The University of Guadalajara, the best public state university in Mexico

Currently, the University of Guadalajara ranks sixth among Mexico's universities and 44th out of 418 in Latin America.

The University of Guadalajara, the best public state university in Mexico
University of Guadalajara. Photo by Roman Lopez / Unsplash

The University of Guadalajara ranks sixth among the best universities in Mexico and remains, for the fourth consecutive year, as the best public state university according to the 2022 edition of the QS Latin America University Rankings, a count carried out by the international rating agency Quacquarelli Symonds.

According to the report released last Wednesday, out of 64 educational institutions, this House of Studies is ranked sixth, only behind national institutions such as the Tec de Monterrey, UNAM, the Universidad Autónoma Metropolitana and the Instituto Politécnico Nacional, the latter three being federal universities.

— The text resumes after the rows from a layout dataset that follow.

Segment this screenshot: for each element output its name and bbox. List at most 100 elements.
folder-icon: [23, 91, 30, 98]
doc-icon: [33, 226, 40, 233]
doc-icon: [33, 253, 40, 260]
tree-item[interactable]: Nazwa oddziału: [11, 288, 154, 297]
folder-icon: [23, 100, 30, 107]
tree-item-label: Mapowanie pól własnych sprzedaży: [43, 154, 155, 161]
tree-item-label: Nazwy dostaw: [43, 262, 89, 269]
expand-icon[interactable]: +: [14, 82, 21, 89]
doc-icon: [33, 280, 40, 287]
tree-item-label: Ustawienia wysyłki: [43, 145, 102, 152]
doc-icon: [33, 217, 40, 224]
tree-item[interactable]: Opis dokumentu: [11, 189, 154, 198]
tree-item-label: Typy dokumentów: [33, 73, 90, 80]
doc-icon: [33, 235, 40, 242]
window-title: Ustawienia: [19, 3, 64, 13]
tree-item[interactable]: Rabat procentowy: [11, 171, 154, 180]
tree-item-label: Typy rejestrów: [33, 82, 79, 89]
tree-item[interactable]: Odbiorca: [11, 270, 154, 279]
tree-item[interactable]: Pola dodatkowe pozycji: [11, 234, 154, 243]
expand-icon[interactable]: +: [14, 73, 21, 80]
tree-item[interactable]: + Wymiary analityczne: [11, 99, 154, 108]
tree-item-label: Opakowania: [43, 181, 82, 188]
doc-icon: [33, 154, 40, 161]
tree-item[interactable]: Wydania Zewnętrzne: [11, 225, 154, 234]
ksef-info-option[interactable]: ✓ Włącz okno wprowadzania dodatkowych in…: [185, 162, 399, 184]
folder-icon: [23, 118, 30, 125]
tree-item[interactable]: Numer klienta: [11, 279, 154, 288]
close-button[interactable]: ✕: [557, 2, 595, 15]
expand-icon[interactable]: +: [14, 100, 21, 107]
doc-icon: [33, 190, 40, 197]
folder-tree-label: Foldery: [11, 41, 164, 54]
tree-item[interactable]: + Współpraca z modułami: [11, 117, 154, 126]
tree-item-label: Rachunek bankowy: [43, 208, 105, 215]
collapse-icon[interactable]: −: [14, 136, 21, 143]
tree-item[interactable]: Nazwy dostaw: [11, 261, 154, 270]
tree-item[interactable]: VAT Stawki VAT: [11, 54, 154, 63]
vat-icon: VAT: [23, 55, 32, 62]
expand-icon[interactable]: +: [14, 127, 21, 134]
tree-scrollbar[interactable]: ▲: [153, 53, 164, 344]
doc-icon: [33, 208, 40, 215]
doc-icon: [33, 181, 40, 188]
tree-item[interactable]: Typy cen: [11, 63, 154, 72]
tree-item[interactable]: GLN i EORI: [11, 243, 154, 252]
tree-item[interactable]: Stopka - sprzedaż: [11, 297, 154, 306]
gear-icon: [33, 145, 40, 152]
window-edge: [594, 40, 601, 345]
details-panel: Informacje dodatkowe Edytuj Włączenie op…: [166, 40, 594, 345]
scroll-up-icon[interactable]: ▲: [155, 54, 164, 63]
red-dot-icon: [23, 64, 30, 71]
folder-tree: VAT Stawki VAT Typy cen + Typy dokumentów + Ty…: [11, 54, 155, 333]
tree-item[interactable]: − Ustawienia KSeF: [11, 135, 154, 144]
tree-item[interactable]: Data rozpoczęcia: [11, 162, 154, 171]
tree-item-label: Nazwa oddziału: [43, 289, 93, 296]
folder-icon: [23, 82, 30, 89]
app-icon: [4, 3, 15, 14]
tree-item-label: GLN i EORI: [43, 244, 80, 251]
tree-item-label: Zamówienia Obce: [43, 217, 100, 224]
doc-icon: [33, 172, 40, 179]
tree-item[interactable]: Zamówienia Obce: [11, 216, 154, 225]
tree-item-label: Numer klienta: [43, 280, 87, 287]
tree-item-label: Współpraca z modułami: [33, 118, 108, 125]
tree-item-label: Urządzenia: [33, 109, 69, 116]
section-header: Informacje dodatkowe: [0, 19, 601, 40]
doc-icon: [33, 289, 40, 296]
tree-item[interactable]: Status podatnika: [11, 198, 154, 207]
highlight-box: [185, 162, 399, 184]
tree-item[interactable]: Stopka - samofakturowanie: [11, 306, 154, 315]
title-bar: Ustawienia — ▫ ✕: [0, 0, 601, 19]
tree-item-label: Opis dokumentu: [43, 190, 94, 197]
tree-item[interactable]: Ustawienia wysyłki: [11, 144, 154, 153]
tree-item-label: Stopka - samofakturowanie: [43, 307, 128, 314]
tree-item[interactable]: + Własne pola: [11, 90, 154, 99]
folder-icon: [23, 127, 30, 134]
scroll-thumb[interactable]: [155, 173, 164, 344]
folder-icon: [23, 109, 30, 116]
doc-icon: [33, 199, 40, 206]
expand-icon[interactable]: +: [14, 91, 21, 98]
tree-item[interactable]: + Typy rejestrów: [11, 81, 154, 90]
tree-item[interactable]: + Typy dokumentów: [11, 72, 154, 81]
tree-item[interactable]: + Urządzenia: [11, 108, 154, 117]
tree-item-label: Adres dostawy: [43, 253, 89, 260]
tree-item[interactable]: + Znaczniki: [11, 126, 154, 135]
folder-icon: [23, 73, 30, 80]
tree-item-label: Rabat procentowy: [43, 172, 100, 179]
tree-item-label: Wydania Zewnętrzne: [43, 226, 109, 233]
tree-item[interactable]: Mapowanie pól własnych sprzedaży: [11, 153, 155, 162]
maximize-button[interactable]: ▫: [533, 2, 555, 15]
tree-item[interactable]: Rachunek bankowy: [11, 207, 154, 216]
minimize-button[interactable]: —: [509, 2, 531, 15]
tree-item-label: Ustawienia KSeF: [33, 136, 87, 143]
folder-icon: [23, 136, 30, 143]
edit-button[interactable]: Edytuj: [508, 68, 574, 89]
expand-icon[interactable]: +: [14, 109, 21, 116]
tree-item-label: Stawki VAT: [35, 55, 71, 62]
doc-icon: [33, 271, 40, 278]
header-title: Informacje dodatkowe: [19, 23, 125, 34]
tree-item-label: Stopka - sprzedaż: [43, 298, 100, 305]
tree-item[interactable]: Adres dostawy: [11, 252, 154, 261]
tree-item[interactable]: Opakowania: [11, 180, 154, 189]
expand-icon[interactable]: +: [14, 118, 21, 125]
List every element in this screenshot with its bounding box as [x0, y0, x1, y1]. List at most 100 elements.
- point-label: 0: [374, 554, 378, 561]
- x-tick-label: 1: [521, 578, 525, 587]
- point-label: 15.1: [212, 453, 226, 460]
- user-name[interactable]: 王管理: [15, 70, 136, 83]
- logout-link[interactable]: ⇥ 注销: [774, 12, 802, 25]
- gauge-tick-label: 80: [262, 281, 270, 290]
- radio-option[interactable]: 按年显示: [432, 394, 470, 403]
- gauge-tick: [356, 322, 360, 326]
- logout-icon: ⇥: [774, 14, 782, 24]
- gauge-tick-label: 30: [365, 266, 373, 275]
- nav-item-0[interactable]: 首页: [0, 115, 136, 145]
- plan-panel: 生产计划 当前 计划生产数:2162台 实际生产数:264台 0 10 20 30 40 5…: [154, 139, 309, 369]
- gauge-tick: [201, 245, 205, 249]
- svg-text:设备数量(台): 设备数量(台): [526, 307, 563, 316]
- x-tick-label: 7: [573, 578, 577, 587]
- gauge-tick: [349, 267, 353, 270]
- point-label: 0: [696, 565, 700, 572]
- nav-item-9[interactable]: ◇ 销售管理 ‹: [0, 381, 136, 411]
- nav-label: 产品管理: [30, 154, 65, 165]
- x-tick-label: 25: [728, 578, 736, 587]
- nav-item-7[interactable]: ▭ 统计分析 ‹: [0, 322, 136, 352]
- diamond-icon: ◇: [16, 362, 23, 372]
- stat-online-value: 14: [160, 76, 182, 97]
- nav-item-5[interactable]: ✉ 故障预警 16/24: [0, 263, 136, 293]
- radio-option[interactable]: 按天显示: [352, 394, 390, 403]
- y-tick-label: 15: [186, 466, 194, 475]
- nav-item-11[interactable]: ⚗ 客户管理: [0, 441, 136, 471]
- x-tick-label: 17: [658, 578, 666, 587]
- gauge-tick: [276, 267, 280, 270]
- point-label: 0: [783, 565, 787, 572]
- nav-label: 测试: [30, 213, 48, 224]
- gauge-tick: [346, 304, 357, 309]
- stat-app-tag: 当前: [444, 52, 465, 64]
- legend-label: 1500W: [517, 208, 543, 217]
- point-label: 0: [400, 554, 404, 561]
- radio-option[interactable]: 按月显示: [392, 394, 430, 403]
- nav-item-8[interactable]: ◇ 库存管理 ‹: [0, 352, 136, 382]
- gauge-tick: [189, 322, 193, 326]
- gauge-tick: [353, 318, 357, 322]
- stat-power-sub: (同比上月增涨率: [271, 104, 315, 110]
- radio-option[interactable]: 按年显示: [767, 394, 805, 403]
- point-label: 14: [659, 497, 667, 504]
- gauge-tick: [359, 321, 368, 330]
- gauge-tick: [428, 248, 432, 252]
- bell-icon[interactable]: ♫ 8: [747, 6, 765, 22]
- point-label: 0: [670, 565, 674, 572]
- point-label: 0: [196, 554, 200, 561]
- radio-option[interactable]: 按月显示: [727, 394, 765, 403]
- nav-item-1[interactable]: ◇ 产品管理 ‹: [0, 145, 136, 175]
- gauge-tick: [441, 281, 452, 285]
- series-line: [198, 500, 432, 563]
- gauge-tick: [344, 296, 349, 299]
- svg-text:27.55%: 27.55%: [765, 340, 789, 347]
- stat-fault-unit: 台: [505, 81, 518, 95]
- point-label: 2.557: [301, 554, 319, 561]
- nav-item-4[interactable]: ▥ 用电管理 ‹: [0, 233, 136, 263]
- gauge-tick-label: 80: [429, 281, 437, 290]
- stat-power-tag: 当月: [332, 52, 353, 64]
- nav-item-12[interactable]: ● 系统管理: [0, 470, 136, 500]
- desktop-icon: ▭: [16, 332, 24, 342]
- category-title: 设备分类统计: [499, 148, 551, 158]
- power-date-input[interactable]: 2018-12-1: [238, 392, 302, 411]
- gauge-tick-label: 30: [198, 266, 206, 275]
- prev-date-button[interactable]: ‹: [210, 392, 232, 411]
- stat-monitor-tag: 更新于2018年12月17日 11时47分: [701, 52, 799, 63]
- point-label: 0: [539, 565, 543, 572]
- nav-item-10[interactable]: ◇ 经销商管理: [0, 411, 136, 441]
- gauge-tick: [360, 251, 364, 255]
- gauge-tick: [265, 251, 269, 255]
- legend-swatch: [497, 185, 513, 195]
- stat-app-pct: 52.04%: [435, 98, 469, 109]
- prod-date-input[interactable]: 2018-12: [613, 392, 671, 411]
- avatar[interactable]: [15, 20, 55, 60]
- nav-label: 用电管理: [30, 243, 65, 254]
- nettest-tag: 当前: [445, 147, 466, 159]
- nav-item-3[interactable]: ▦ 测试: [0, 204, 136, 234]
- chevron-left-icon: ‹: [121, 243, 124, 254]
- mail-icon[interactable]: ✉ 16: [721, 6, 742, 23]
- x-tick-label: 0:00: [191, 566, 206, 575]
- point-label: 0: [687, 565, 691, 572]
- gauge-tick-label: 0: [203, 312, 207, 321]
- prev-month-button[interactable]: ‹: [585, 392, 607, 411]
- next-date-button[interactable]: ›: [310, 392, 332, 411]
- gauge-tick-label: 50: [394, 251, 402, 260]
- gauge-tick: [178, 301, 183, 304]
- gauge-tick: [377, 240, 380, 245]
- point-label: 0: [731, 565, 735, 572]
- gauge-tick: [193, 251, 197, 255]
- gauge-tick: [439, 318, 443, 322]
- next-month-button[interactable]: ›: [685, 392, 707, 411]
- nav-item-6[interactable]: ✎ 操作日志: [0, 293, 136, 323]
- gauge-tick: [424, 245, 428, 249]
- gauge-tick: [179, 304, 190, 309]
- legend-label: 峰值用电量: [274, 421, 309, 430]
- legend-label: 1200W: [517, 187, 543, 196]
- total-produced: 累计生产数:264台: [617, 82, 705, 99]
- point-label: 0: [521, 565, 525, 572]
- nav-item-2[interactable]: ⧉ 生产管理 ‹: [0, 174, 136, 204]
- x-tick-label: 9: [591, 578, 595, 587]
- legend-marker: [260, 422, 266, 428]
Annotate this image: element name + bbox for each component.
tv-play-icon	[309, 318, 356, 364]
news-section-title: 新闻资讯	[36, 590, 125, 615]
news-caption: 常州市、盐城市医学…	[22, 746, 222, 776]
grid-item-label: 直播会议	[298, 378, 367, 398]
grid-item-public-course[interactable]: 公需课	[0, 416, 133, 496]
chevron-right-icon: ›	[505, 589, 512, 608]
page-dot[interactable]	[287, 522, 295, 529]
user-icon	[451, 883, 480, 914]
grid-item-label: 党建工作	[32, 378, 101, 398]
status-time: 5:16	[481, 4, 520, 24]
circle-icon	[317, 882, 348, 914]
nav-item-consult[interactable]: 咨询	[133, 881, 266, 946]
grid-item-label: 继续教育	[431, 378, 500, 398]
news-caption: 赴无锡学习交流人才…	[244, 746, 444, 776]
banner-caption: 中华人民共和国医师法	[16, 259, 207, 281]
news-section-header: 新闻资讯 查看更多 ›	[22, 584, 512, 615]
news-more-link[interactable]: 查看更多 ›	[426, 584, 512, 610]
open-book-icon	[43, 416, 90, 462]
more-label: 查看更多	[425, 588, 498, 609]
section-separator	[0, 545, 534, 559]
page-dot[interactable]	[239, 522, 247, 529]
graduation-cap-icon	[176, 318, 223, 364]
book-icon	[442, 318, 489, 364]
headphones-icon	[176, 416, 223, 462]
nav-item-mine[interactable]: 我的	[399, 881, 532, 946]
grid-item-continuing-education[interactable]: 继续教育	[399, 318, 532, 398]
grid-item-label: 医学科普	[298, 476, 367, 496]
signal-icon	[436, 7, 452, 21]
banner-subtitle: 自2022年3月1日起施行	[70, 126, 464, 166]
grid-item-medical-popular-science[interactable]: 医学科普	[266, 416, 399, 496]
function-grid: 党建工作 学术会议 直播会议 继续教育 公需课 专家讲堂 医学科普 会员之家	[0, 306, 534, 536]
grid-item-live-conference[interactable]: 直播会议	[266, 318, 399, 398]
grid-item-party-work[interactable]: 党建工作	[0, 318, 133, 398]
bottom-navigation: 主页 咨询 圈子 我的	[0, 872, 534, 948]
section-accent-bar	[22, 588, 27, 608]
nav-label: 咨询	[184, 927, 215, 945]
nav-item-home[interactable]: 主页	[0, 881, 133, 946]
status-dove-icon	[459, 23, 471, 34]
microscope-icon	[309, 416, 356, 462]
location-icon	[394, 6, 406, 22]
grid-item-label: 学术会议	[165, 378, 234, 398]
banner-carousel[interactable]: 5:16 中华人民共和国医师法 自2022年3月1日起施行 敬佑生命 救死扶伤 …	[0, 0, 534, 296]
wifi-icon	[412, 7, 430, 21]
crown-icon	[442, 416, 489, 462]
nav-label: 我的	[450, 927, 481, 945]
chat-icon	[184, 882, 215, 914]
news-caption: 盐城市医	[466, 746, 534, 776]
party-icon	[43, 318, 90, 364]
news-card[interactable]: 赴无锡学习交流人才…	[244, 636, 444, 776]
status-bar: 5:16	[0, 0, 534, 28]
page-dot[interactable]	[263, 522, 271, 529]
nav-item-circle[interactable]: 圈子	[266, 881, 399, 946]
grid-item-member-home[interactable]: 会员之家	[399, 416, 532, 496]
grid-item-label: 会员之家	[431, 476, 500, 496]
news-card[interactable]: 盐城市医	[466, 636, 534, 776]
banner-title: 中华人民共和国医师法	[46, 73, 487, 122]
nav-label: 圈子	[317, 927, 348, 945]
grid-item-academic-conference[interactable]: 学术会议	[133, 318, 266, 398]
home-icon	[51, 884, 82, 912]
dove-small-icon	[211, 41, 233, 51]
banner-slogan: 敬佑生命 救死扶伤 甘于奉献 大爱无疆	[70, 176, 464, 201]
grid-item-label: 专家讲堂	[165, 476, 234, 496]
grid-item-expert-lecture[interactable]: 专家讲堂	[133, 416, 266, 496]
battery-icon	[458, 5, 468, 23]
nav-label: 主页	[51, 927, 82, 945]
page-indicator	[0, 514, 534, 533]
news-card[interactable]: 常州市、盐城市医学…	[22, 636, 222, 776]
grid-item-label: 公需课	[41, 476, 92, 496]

The General Academic and Innovation Coordinator of the UdeG, Dr. Carlos Iván Moreno Arellano, highlighted that for the fourth consecutive year this university is ranked as the best Mexican state public university in one of the three most important academic rankings in the world, despite being the state public university with the lowest federal budget per student (just over 20,000 pesos per student; the national average is around 40,000 pesos per student).

The ranking considers the progress of institutions in: academic reputation, reputation with employers, national and international research networks, citations for research articles, ratio of students per professor, impact on the web, academics with doctorates, research articles per professor, among other aspects.

This year, the UdeG made progress in four indicators, namely: academic reputation, which is the recognition and evaluation of academics from other institutions; reputation among employers, who answer surveys to know their perception of the institutions; citations of researchers per academic article in peer-reviewed journals, and in international research networks.

Moreno Arellano emphasized that the ranking body evaluates the indicators provided by the universities, so appearing among the ten best Mexican universities is an exercise in transparency and a sort of academic audit.

"The rankings are instruments of transparency, organization and statistical analysis and international academic auditing. For UdeG, participation in national and international rankings has been a strategic exercise of internal improvement and self-criticism," he explained.

He emphasized that one of the indicators in which the University did not advance in the last year, and even went slightly backwards, is in the ratio of students per professor. This is due to the fact that "while the University of Guadalajara has increased its enrollment by 100 thousand students in ten years, public budgets have not grown in the same proportion; they have even decreased from 2015 to date. Which prevents the University from being able to increase its teaching staff at the same rate as enrollment grows," he said.

He regretted that Mexico does not have any university positioned among the best 100 in the world, a result of insufficient budgetary support and the absence of educational policies with a long-term vision.

He added that, according to the National Association of Universities and Higher Education Institutions (ANUIES), from 2015 to date public budgets in the country have steadily decreased and universities face a deficit equivalent to 22 billion pesos, that is, they operate with fewer resources than six years ago.

For the case of the UdeG this deficit in the ordinary subsidy, and adding the disappearance of the extraordinary competition funds, reaches two thousand 200 million pesos in six years, which forces this House of Study to do more with less. "Notwithstanding the adverse national and state budgetary situation, the UdeG continues to advance in the fulfillment of its substantive functions," Moreno Arellano emphasized.

At the Latin American level, the UdeG ranks 44th among 418 higher education institutions, eight places above the position achieved in 2011. This House of Studies is above the Latin American average in several indicators, such as professors with doctorates.

The institution remains in 34th place among Latin American universities in terms of academic reputation and raised its indicators in terms of web impact (18th place), international research networks (42nd place) and reputation with employers (90th place).